Uchaguzi
- Founded: 2010
- Type: Community Initiative
- Location: Kenya;
- Region served: Global
- Origin: Nairobi, Kenya
- Founders: Ushahidi, Hivos INFONET
- Volunteers: 150-250
- Website: Uchaguzi Website

= Uchaguzi =

Uchaguzi is a joint initiative spearheaded by Ushahidi in 2010 to monitor the Kenyan constitutional referendum. Ushahidi collaborated with the Hivos Foundation, the Constitution and Reform Education Consortium (CRECO), INFONET, and the Canadian International Development Agency (CIDA) to develop an ICT platform, which enables citizens, the civil society, election observers, law enforcement agencies and humanitarian response agencies to monitor election incidents of significance using any technology at their disposal.

The initiative has since successfully been implemented in the 2010 Tanzanian general elections, the 2011 Zambian general elections and in the 2013 Kenyan general elections.

== Background ==

In 2010, Ushahidi collaborated with the Hivos Foundation, the Constitution & Reform Education Consortium (CRECO), the Canadian International Development Agency (CIDA) and SODNET to create the Uchaguzi-Kenya election incidence reporting platform that is closely based on the Ushahidi crowd sourcing software.

One of the resolutions of the meeting was that a programme entitled "Election Watch for East Africa 2010 – 2013" be developed. The Constitutional Referendum in Kenya was seen as a pre-test of the tools and methods to be used in monitoring the upcoming electoral processes in the East African region (Tanzania – October 2010, Uganda – March 2011 and Kenya - March 2013).

The platform of Uchaguzi was thus established, a short code was sourced and popularized throughout the country, and 550 observers were trained and deployed in identified constituencies. The result was a momentous data and information flow which instantaneously portrayed the state of Kenya before during and after the referendum.

2013 Kenyan General Elections

Uchaguzi aims to help Kenyans have a free, fair, peaceful and credible general election. Its key strategy is to increase the transparency and accountability of the electoral process through active citizen participation in the electoral cycles. Uchaguzi's strategy revolves around connecting civil society and citizen information to respond to electoral issues rapidly.

Through its reporting platform, Uchaguzi enables unprecedented collaboration between the Kenyan citizenry, election observers, humanitarian response agencies, the civil society, community-based organisations, law enforcement agencies and digital humanitarians to monitor the 2013 general elections in near real-time.

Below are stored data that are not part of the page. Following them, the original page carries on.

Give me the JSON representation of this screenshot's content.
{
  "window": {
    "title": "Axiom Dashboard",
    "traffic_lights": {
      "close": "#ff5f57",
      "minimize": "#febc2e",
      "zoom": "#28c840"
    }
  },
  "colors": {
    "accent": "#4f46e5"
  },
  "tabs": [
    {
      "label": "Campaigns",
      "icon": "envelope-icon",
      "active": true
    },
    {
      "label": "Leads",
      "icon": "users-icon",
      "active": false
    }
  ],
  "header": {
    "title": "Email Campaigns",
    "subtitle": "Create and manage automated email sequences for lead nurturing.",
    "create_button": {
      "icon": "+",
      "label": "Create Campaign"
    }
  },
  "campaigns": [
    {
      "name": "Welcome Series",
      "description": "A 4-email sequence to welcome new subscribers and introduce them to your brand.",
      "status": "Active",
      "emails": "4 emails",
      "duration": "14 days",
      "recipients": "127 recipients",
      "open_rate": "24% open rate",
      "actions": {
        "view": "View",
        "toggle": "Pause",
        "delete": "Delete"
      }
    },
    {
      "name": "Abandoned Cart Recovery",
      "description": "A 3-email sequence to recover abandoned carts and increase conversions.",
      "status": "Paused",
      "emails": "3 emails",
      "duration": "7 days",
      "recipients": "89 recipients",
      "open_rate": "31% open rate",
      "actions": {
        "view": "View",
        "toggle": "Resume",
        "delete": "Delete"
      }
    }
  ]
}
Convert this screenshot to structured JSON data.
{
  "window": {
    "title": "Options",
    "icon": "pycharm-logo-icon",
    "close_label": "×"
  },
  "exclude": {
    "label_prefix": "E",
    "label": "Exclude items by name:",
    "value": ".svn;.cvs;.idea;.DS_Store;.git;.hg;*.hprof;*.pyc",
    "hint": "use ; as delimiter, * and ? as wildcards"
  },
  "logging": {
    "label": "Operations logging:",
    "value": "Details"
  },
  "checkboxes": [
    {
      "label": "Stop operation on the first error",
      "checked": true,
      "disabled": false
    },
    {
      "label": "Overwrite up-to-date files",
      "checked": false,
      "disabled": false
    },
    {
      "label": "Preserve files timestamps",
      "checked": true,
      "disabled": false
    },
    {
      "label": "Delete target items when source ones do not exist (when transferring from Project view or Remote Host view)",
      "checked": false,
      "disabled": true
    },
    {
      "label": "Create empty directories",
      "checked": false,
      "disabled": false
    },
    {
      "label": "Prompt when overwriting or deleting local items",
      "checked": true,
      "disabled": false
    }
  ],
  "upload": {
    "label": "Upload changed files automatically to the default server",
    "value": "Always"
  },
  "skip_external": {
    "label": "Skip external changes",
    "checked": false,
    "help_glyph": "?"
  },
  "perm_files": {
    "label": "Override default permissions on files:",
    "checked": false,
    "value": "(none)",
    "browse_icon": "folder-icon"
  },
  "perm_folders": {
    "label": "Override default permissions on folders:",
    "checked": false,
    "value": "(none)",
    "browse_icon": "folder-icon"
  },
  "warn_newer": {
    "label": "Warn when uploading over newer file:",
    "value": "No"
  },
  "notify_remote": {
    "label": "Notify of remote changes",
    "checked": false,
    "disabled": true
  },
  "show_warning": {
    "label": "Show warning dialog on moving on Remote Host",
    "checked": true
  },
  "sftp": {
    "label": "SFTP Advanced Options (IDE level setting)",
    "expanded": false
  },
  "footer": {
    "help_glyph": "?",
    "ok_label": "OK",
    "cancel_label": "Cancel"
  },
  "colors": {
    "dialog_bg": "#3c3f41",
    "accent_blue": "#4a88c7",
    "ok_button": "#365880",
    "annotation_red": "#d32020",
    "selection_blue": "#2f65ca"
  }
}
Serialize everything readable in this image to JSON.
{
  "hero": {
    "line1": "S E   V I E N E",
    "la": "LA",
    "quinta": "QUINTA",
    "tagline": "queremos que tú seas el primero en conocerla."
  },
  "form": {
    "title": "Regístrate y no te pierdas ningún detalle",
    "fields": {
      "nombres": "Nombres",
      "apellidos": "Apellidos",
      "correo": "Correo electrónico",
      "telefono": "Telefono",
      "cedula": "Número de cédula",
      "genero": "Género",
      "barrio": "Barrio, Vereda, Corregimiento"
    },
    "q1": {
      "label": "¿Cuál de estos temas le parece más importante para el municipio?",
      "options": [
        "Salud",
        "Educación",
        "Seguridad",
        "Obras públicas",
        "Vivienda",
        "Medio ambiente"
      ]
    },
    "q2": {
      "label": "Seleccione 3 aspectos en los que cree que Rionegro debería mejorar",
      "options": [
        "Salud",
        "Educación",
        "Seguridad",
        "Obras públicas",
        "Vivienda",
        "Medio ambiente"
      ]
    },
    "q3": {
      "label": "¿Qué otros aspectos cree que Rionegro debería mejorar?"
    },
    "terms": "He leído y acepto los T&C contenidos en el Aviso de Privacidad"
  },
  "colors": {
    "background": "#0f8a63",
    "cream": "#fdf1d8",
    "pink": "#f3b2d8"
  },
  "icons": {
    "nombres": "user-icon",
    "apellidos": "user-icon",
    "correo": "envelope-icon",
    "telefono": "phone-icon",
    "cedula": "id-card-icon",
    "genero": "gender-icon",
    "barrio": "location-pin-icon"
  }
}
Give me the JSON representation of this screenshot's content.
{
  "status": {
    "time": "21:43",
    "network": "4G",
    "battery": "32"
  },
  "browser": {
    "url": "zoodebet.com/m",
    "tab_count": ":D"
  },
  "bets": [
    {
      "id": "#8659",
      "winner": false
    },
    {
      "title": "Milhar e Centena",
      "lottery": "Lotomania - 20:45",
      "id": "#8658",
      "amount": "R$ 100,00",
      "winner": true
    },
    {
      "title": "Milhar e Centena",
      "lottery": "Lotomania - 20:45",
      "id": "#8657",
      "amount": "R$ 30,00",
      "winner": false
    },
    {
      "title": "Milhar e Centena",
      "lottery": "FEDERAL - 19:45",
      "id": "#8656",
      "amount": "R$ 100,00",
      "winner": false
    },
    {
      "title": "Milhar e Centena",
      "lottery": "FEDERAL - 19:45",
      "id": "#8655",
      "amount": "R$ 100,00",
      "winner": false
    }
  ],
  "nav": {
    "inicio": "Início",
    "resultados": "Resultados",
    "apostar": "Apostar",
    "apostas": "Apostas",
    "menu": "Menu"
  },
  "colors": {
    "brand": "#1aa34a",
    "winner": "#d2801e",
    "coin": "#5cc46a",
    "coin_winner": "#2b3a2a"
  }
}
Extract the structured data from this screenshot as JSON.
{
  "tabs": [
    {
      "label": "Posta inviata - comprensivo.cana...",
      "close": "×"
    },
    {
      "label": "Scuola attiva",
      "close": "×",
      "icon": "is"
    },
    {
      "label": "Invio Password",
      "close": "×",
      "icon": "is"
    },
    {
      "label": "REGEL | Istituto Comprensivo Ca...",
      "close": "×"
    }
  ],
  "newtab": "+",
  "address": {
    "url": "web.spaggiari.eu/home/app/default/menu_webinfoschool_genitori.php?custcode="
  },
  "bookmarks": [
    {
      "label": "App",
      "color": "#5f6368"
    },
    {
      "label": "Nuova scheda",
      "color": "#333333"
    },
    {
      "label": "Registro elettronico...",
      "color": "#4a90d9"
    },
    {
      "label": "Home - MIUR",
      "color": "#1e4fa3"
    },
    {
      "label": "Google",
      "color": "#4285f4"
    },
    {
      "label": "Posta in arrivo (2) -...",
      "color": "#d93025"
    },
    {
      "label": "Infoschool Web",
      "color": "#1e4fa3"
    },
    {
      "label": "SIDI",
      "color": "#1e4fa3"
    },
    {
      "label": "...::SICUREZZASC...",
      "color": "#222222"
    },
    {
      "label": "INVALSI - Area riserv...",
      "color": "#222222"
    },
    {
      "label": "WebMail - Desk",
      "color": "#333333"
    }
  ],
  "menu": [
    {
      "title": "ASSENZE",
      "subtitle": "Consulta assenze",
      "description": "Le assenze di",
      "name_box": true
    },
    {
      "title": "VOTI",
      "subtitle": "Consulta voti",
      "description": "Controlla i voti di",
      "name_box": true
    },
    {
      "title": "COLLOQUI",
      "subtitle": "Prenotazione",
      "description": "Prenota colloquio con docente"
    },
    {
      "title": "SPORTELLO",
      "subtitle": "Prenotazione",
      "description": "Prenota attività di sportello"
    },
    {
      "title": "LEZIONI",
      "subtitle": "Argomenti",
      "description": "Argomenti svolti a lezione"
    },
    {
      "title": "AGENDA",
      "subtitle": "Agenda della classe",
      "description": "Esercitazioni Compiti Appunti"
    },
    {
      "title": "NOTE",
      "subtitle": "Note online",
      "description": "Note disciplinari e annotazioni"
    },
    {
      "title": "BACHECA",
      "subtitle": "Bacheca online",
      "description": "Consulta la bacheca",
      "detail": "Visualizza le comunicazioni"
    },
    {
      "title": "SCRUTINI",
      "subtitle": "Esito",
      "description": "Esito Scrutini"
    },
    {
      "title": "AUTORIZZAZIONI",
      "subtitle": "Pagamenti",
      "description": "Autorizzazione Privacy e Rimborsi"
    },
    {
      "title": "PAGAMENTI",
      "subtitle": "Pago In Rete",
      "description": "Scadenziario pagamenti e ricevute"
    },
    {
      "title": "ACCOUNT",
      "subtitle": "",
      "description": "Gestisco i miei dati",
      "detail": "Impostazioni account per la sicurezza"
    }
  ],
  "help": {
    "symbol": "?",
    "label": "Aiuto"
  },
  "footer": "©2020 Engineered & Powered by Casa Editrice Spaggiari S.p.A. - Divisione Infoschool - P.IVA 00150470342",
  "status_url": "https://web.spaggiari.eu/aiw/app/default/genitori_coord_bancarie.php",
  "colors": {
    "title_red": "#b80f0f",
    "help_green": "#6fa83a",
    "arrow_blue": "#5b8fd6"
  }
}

Uchaguzi went live on 2 March 2013 in readiness for the 4 March General election. The key components were:

- Data: the main focus of Uchaguzi and the source of most of the reports is ordinary citizen. We want people to send us any information on the election/electoral process that they feel is significant
- Verification: the process through which Uchaguzi evaluates information and determines how credible it is
- Response: Amplifying verified information to organisations and individuals who can intervene positively and monitoring that response to measure its effectiveness.